Hey @FiftyOneFifty! Thanks for the question. As always with these types of questions, the answer is "a little of everything."
As I mentioned in a previous post, there are two primary styles of speech recognition. First (and most commonly provided to developers) uses a pre-defined grammar definition, and all things ever to be recognized must fit into this grammar. The existence of the grammar itself limits the scope of all things recognizable, makes updating the vocabulary live difficult, and the sheer size of the grammar (imagine adding all music artists so you can request any style of music from spotify) can be problematic, even with more lax space constraints of a desktop pc. There are commercial offerings in this space (most notably Nuance), but they are not free, and definitely not OSS.
The second style of speech recognition is called "dictation," and as the name suggests it's for transcribing general purpose dictation. This is the type of thing you use on a daily basis in your smartphone (via google now or siri). Nuance is (again) a competitor in the space, and their tech was rumored to back Siri, though I would guess that APPL has taken a lot of that in-house. There isn't (to my knowledge) a high-quality open-source dictation recognizer available, and it would require significant specialized experience in the community to create one. If we can find one, running it off-device would probably be a requirement as well.

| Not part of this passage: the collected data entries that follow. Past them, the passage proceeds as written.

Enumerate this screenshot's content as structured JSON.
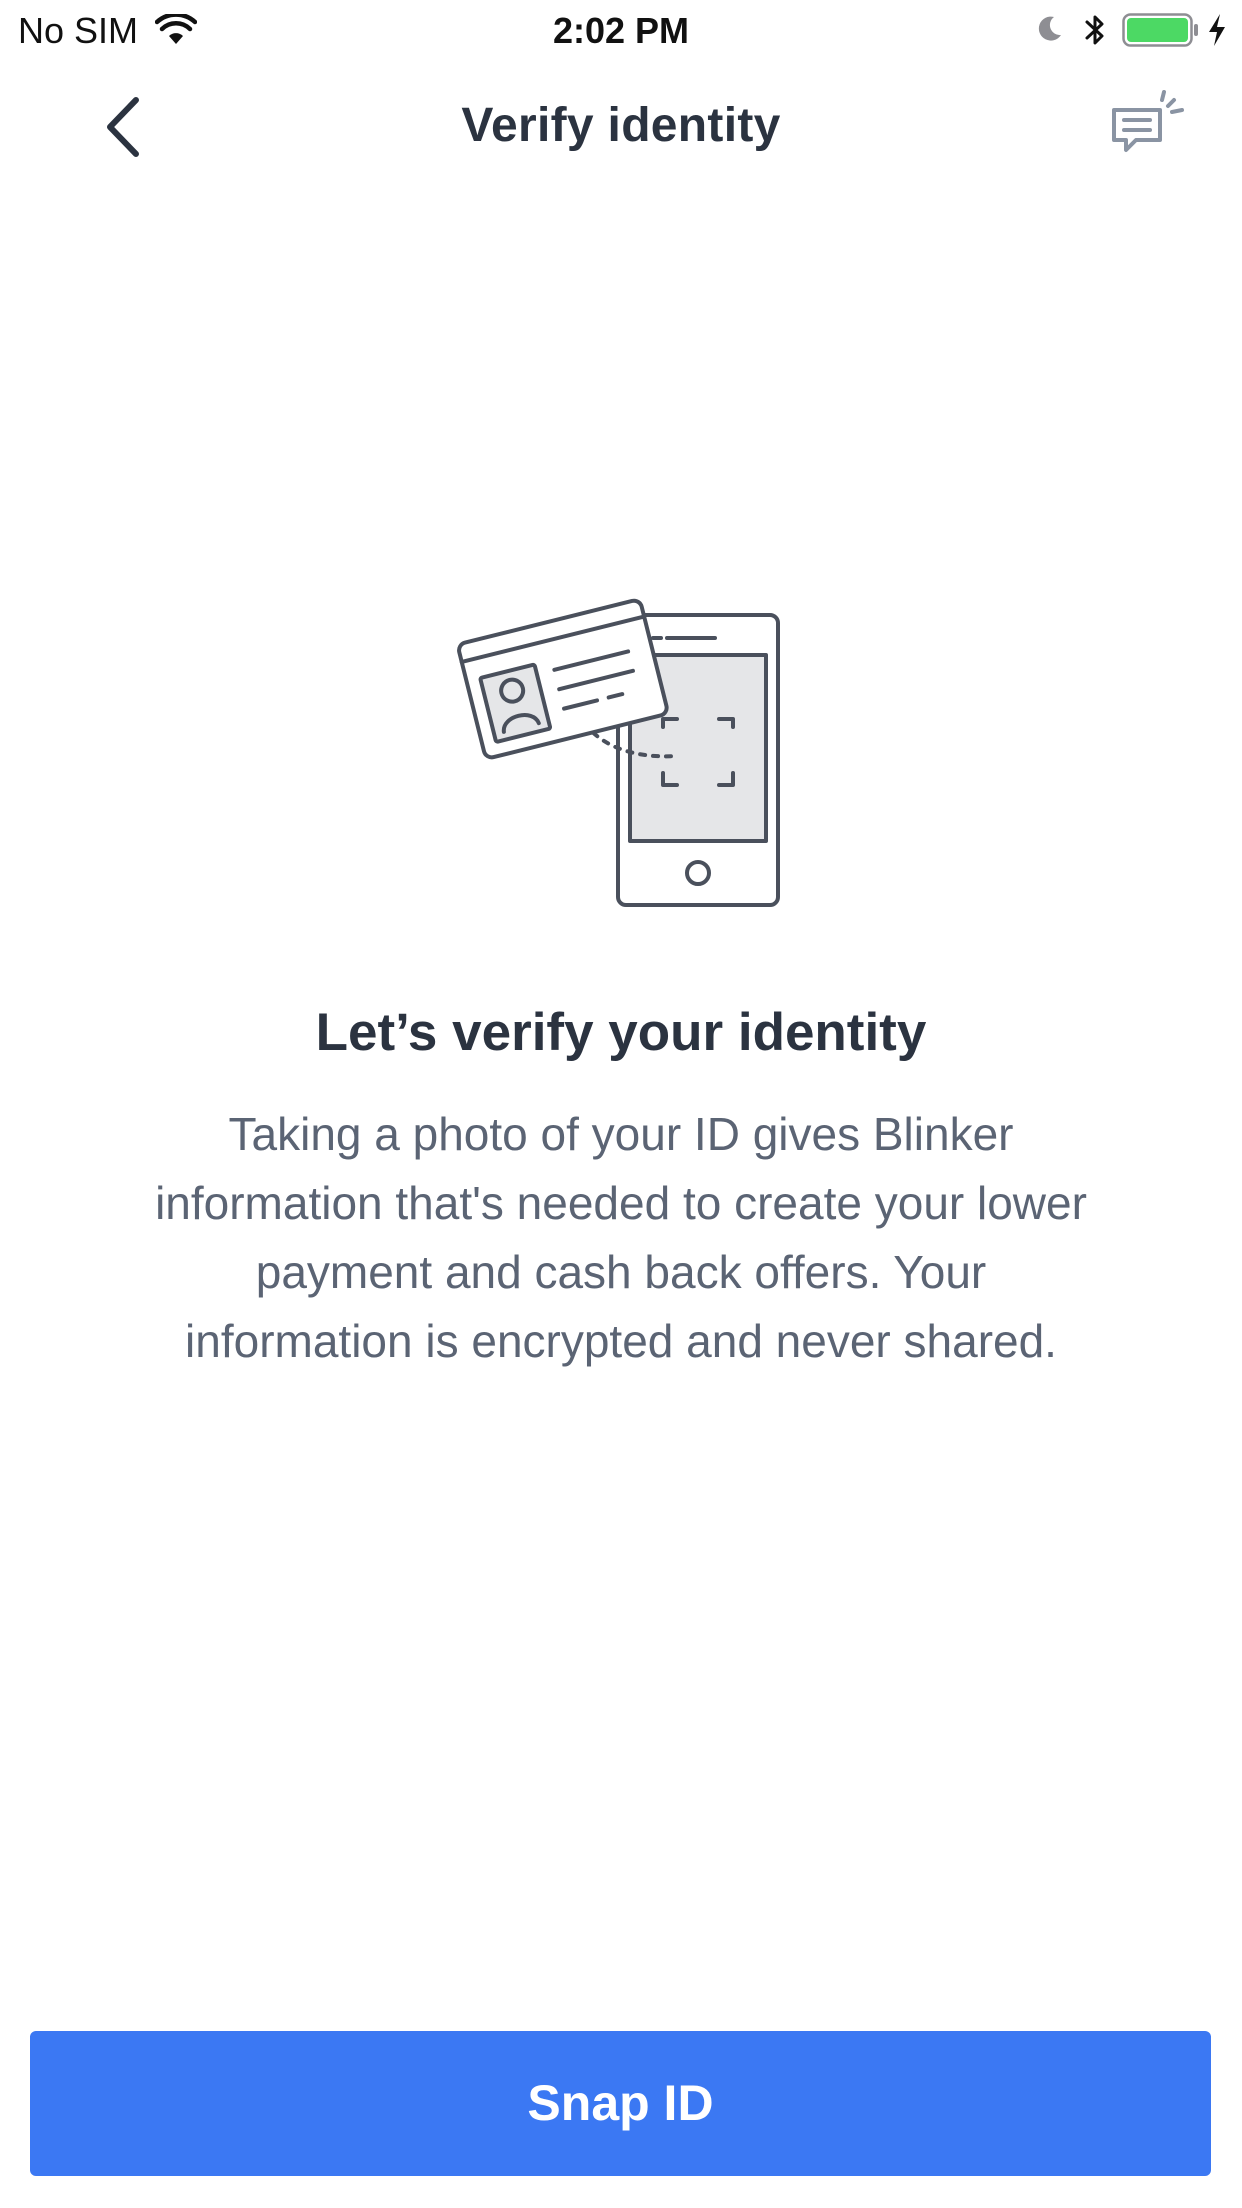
{
  "status_bar": {
    "carrier": "No SIM",
    "time": "2:02 PM",
    "battery_color": "#4cd964"
  },
  "nav": {
    "title": "Verify identity",
    "back_icon": "chevron-left-icon",
    "chat_icon": "chat-bubble-icon"
  },
  "illustration": {
    "icon": "id-card-phone-scan-icon",
    "stroke_color": "#4a505c",
    "screen_fill": "#e5e6e8"
  },
  "content": {
    "heading": "Let’s verify your identity",
    "body": "Taking a photo of your ID gives Blinker information that's needed to create your lower payment and cash back offers. Your information is encrypted and never shared."
  },
  "primary_button": {
    "label": "Snap ID",
    "color": "#3b78f3"
  }
}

For either of these scenarios, there are two large datasets that need to be collected: an acoustic model, and a language model. The acoustic model is a standardized catalog of sounds in a language (or language subset), and the language model is a catalog of how those sounds form words. <\endOverSimplifiedExplanation> The wikipedia article on speech recognition is a good place to start off for learning about this stuff: https://en.wikipedia.org/wiki/Speech_recognition . Creating both sets of models requires a large amount of data, and knowledge of a specialized set of tools. Most of these tools are out of academia, and not particularly well packaged, so just getting them running can be a struggle. There are some public domain data sets available (like an english acoustic model of a male reading the wall street journal), but they're few and far between.
So, in summation, high quality data sets can require a lot of resources (mem and cpu), the OSS tech for STT may or may not be of sufficient quality to make mycroft a good experience (we're still investigating OSS solutions), and data. Always with the data!
As @ryanleesipes has mentioned, we'll be using Pocketsphinx for local wake-word recognition (which is pretty limited in its capabilities), and then kicking off-device for dictation TTS. Personally, I intend to make that latter part plug-and-play, so users can switch between Mycroft, GOOG, AMZN, or any other provider they'd like to use. The trade-off for you will be quality of recognition vs privacy concerns, as GOOG and others have superior tech/resources, and likely will for the foreseeable future.